Refugees trying to cross the Mediterranean to reach European shores have to be sent back or re-settled on islands, Austria’s Foreign Minister has said, adding that being rescued from a boat in distress should be “no ticket to Europe.”
Austrian Foreign Minister Sebastian Kurz told Die Presse newspaper in an interview on Saturday that Europe must take a tougher stance on refugees, arguing that the current migrant policy must be scrapped if the EU is to avoid being destroyed.
Refugees who are rescued from boats in the Mediterranean “must be returned immediately, ideally to their country of origin,” Kurz said, adding that he thought it could be possible to reach an agreement with Libya’s emerging government to stop refugees from leaving for the EU from the Libyan coast.
“If this kind of cooperation is not possible, then people have to be housed and cared for at an asylum center, most likely on an island.
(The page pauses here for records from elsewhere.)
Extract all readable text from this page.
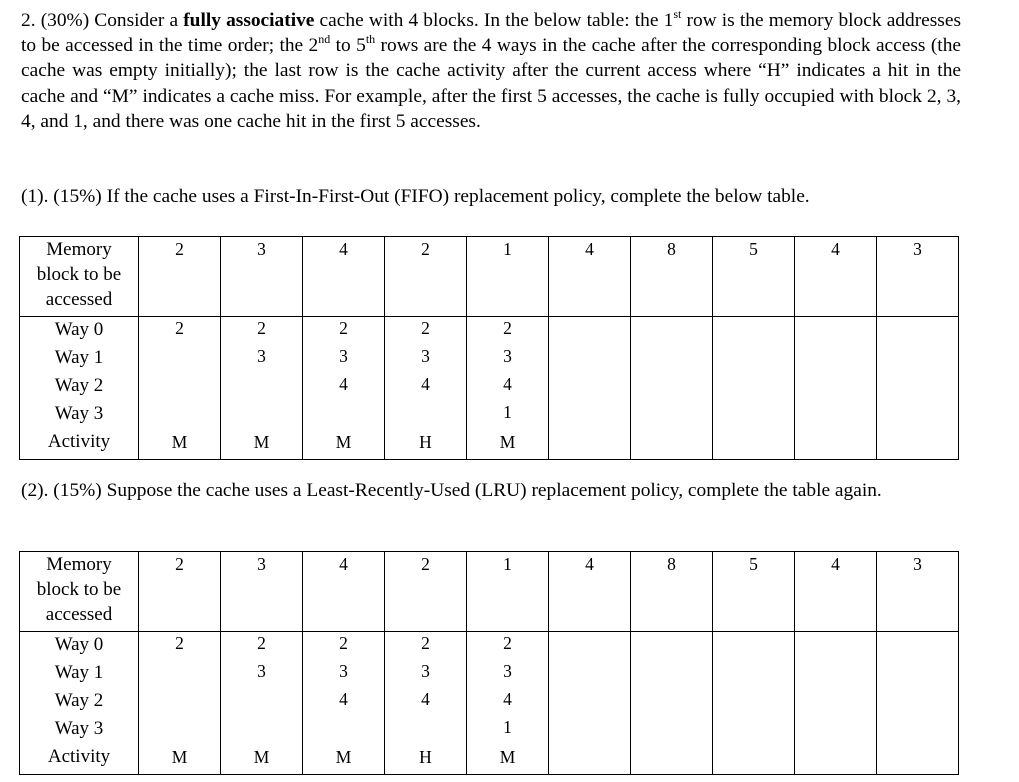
2. (30%) Consider a fully associative cache with 4 blocks. In the below table: the 1st row is the memory block addresses to be accessed in the time order; the 2nd to 5th rows are the 4 ways in the cache after the corresponding block access (the cache was empty initially); the last row is the cache activity after the current access where “H” indicates a hit in the cache and “M” indicates a cache miss. For example, after the first 5 accesses, the cache is fully occupied with block 2, 3, 4, and 1, and there was one cache hit in the first 5 accesses.

(1). (15%) If the cache uses a First-In-First-Out (FIFO) replacement policy, complete the below table.

Memory
block to be
accessed	2	3	4	2	1	4	8	5	4	3
Way 0	2	2	2	2	2					
Way 1		3	3	3	3					
Way 2			4	4	4					
Way 3					1					
Activity	M	M	M	H	M					

(2). (15%) Suppose the cache uses a Least-Recently-Used (LRU) replacement policy, complete the table again.

Memory
block to be
accessed	2	3	4	2	1	4	8	5	4	3
Way 0	2	2	2	2	2					
Way 1		3	3	3	3					
Way 2			4	4	4					
Way 3					1					
Activity	M	M	M	H	M					
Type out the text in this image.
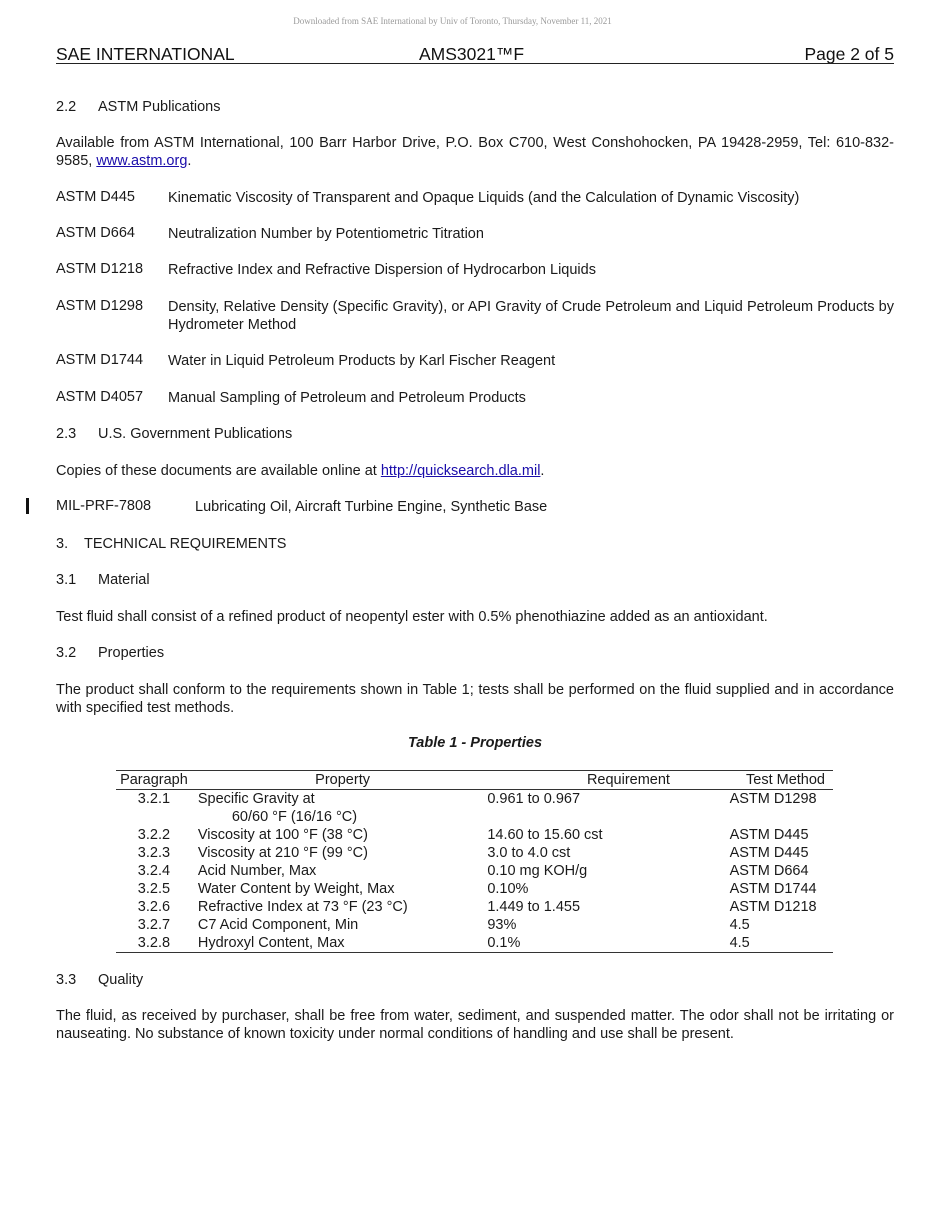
Downloaded from SAE International by Univ of Toronto, Thursday, November 11, 2021
SAE INTERNATIONAL	AMS3021™F	Page 2 of 5
2.2 ASTM Publications
Available from ASTM International, 100 Barr Harbor Drive, P.O. Box C700, West Conshohocken, PA 19428-2959, Tel: 610-832-9585, www.astm.org.
ASTM D445 Kinematic Viscosity of Transparent and Opaque Liquids (and the Calculation of Dynamic Viscosity)
ASTM D664 Neutralization Number by Potentiometric Titration
ASTM D1218 Refractive Index and Refractive Dispersion of Hydrocarbon Liquids
ASTM D1298 Density, Relative Density (Specific Gravity), or API Gravity of Crude Petroleum and Liquid Petroleum Products by Hydrometer Method
ASTM D1744 Water in Liquid Petroleum Products by Karl Fischer Reagent
ASTM D4057 Manual Sampling of Petroleum and Petroleum Products
2.3 U.S. Government Publications
Copies of these documents are available online at http://quicksearch.dla.mil.
MIL-PRF-7808	Lubricating Oil, Aircraft Turbine Engine, Synthetic Base
3. TECHNICAL REQUIREMENTS
3.1 Material
Test fluid shall consist of a refined product of neopentyl ester with 0.5% phenothiazine added as an antioxidant.
3.2 Properties
The product shall conform to the requirements shown in Table 1; tests shall be performed on the fluid supplied and in accordance with specified test methods.
Table 1 - Properties
Paragraph	Property	Requirement	Test Method
3.2.1	Specific Gravity at
60/60 °F (16/16 °C)	0.961 to 0.967	ASTM D1298
3.2.2	Viscosity at 100 °F (38 °C)	14.60 to 15.60 cst	ASTM D445
3.2.3	Viscosity at 210 °F (99 °C)	3.0 to 4.0 cst	ASTM D445
3.2.4	Acid Number, Max	0.10 mg KOH/g	ASTM D664
3.2.5	Water Content by Weight, Max	0.10%	ASTM D1744
3.2.6	Refractive Index at 73 °F (23 °C)	1.449 to 1.455	ASTM D1218
3.2.7	C7 Acid Component, Min	93%	4.5
3.2.8	Hydroxyl Content, Max	0.1%	4.5
3.3 Quality
The fluid, as received by purchaser, shall be free from water, sediment, and suspended matter. The odor shall not be irritating or nauseating. No substance of known toxicity under normal conditions of handling and use shall be present.
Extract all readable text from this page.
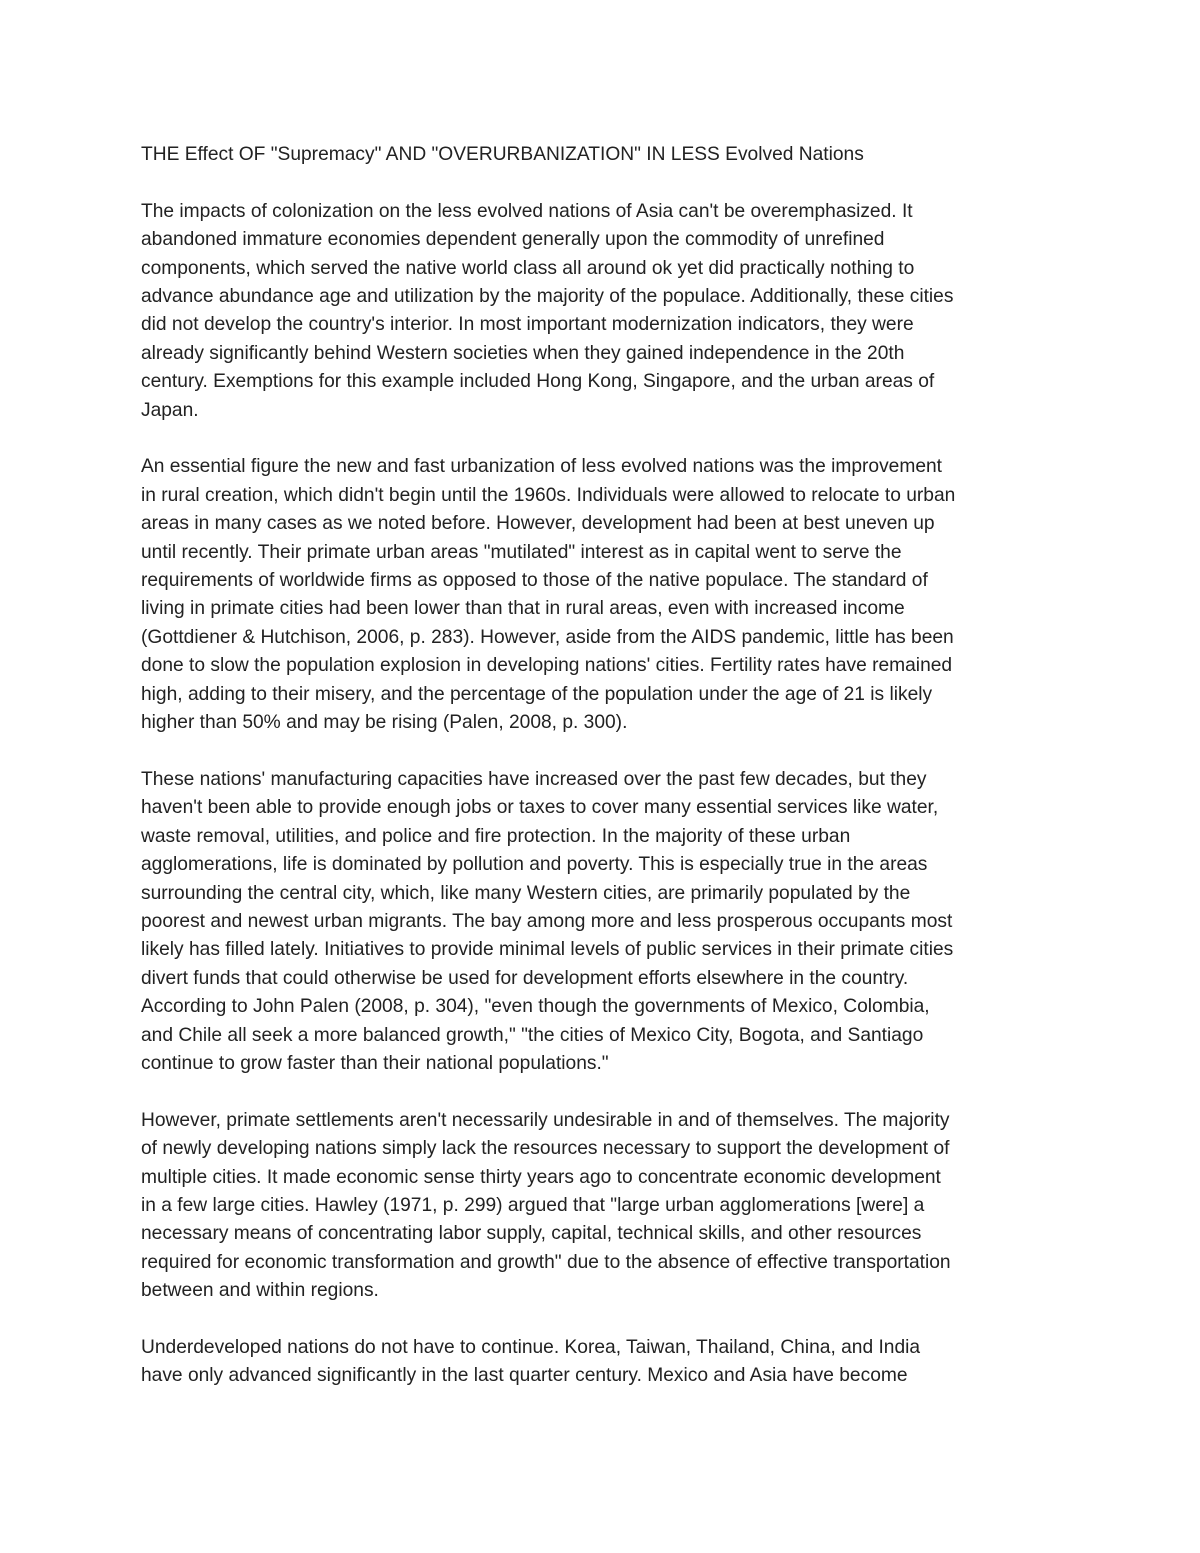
THE Effect OF "Supremacy" AND "OVERURBANIZATION" IN LESS Evolved Nations

The impacts of colonization on the less evolved nations of Asia can't be overemphasized. It
abandoned immature economies dependent generally upon the commodity of unrefined
components, which served the native world class all around ok yet did practically nothing to
advance abundance age and utilization by the majority of the populace. Additionally, these cities
did not develop the country's interior. In most important modernization indicators, they were
already significantly behind Western societies when they gained independence in the 20th
century. Exemptions for this example included Hong Kong, Singapore, and the urban areas of
Japan.

An essential figure the new and fast urbanization of less evolved nations was the improvement
in rural creation, which didn't begin until the 1960s. Individuals were allowed to relocate to urban
areas in many cases as we noted before. However, development had been at best uneven up
until recently. Their primate urban areas "mutilated" interest as in capital went to serve the
requirements of worldwide firms as opposed to those of the native populace. The standard of
living in primate cities had been lower than that in rural areas, even with increased income
(Gottdiener & Hutchison, 2006, p. 283). However, aside from the AIDS pandemic, little has been
done to slow the population explosion in developing nations' cities. Fertility rates have remained
high, adding to their misery, and the percentage of the population under the age of 21 is likely
higher than 50% and may be rising (Palen, 2008, p. 300).

These nations' manufacturing capacities have increased over the past few decades, but they
haven't been able to provide enough jobs or taxes to cover many essential services like water,
waste removal, utilities, and police and fire protection. In the majority of these urban
agglomerations, life is dominated by pollution and poverty. This is especially true in the areas
surrounding the central city, which, like many Western cities, are primarily populated by the
poorest and newest urban migrants. The bay among more and less prosperous occupants most
likely has filled lately. Initiatives to provide minimal levels of public services in their primate cities
divert funds that could otherwise be used for development efforts elsewhere in the country.
According to John Palen (2008, p. 304), "even though the governments of Mexico, Colombia,
and Chile all seek a more balanced growth," "the cities of Mexico City, Bogota, and Santiago
continue to grow faster than their national populations."

However, primate settlements aren't necessarily undesirable in and of themselves. The majority
of newly developing nations simply lack the resources necessary to support the development of
multiple cities. It made economic sense thirty years ago to concentrate economic development
in a few large cities. Hawley (1971, p. 299) argued that "large urban agglomerations [were] a
necessary means of concentrating labor supply, capital, technical skills, and other resources
required for economic transformation and growth" due to the absence of effective transportation
between and within regions.

Underdeveloped nations do not have to continue. Korea, Taiwan, Thailand, China, and India
have only advanced significantly in the last quarter century. Mexico and Asia have become
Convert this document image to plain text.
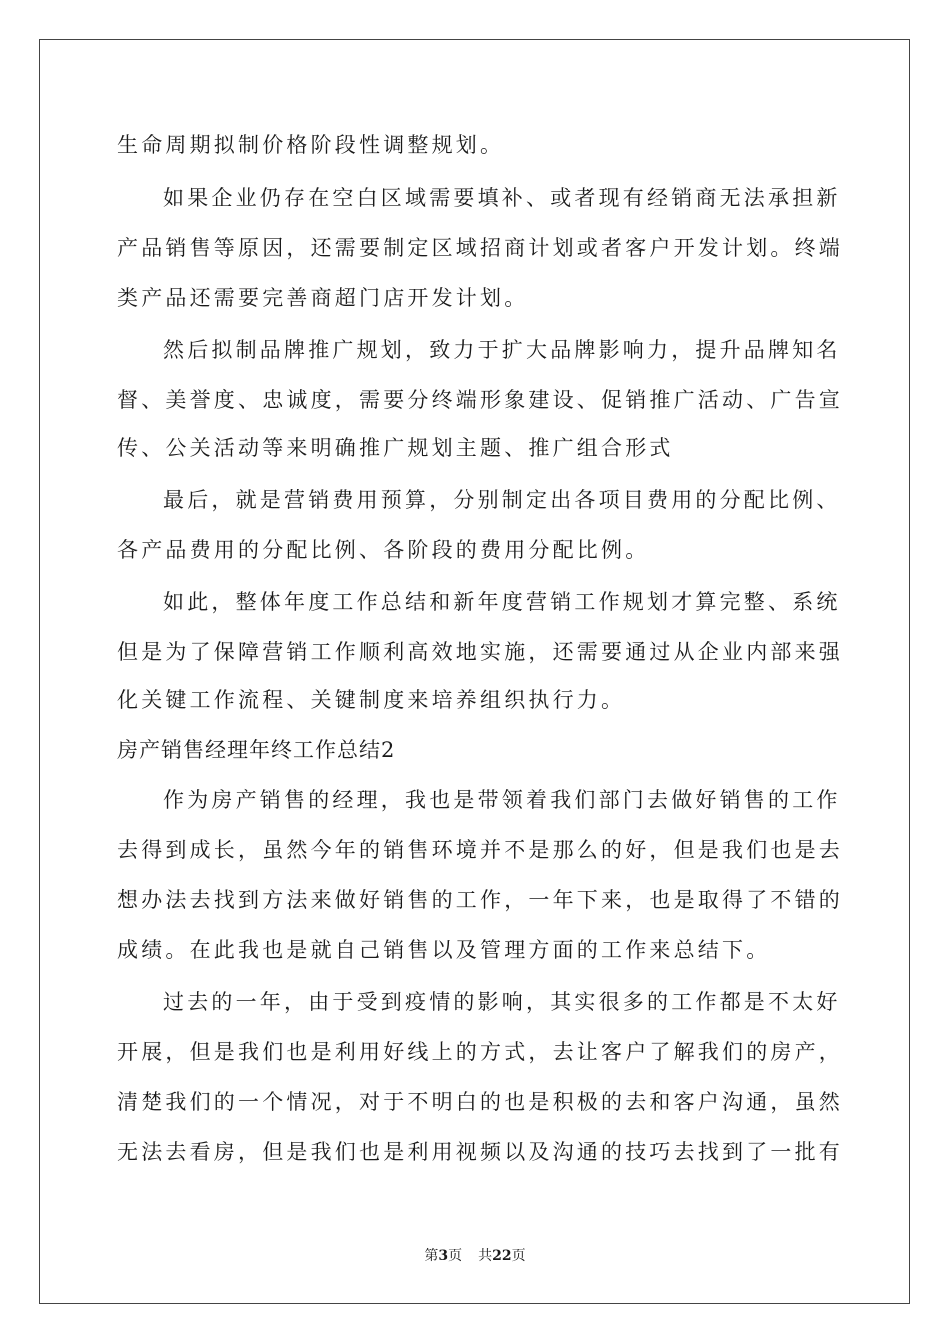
生命周期拟制价格阶段性调整规划。
如果企业仍存在空白区域需要填补、或者现有经销商无法承担新
产品销售等原因，还需要制定区域招商计划或者客户开发计划。终端
类产品还需要完善商超门店开发计划。
然后拟制品牌推广规划，致力于扩大品牌影响力，提升品牌知名
督、美誉度、忠诚度，需要分终端形象建设、促销推广活动、广告宣
传、公关活动等来明确推广规划主题、推广组合形式
最后，就是营销费用预算，分别制定出各项目费用的分配比例、
各产品费用的分配比例、各阶段的费用分配比例。
如此，整体年度工作总结和新年度营销工作规划才算完整、系统
但是为了保障营销工作顺利高效地实施，还需要通过从企业内部来强
化关键工作流程、关键制度来培养组织执行力。
房产销售经理年终工作总结2
作为房产销售的经理，我也是带领着我们部门去做好销售的工作
去得到成长，虽然今年的销售环境并不是那么的好，但是我们也是去
想办法去找到方法来做好销售的工作，一年下来，也是取得了不错的
成绩。在此我也是就自己销售以及管理方面的工作来总结下。
过去的一年，由于受到疫情的影响，其实很多的工作都是不太好
开展，但是我们也是利用好线上的方式，去让客户了解我们的房产，
清楚我们的一个情况，对于不明白的也是积极的去和客户沟通，虽然
无法去看房，但是我们也是利用视频以及沟通的技巧去找到了一批有
第3页 共22页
Their return and financial support must be organized there.”
While this policy might sound tough, the concept of settling arriving migrants on remote islands before allowing them onto the mainland is not new. Throughout history, the US and Australia have made use of this scheme. Ellis Island, located in Upper New York Bay, served as the gateway for over 12 million immigrants arriving in the United States and was the nation’s busiest immigrant inspection station from 1892 until 1954.
Asked whether the Greek island of Lesbos could become the European “Ellis Island,” Kurz replied: “Whoever needs to stay on an island like Lesbos and has no chance of asylum being granted would be more willing to return [home] voluntarily, than someone who has moved into a flat in Vienna or Berlin.”
Kurz added that Europe’s refugee policy should be modeled after Australia’s. Between 2012 and 2013, a total of nearly 40,000 people came to Australia by boat. In response, the Australian Navy launched a controversial Border Patrol operation that returned migrants to their countries of origin or took them to immigration centers in the nearby countries of Nauru and Papua New Guinea.
Many of them still remain locked up there to this day, with no chance of applying for asylum in Australia.
“The EU should clearly state – whoever tries to get to Europe illegally, loses their right to asylum here. Second, we must make sure that rescue from distress has nothing to do with a ticket to Central Europe.”
The hardline refugee policy might be compensated for by providing “much more help locally,” Kurz claimed, while suggesting that a resettlement program could be another solution.
“We have already taken people under resettlement programs directly from Syria: women, the wounded, sick and weak people… Australia, Canada and the UK bring thousands of refugees directly from war zones; please do not take it as fiction.”
According to Kurz, “some politicians in Central Europe believe they can make the majority of European laws because they feel morally superior,” an apparent reference to German Chancellor Angela Merkel, who has repeatedly insisted that the migrant crisis is manageable.
“But you have to understand that, given the mood of the population, that taking countless refugees would be a tough challenge for many countries not only in Eastern Europe,” the Austrian minister asserted.
Media has reported that a growing number of refugees have been using sea lanes to get to Europe since the so-called Balkan route, a major passageway for migrants stretching between Turkey and Central Europe, was closed. According to the UN’s International Organization for Migration Refugee Agency (IOM), an estimated 206,000 people have already crossed the Mediterranean to reach European shores in 2016.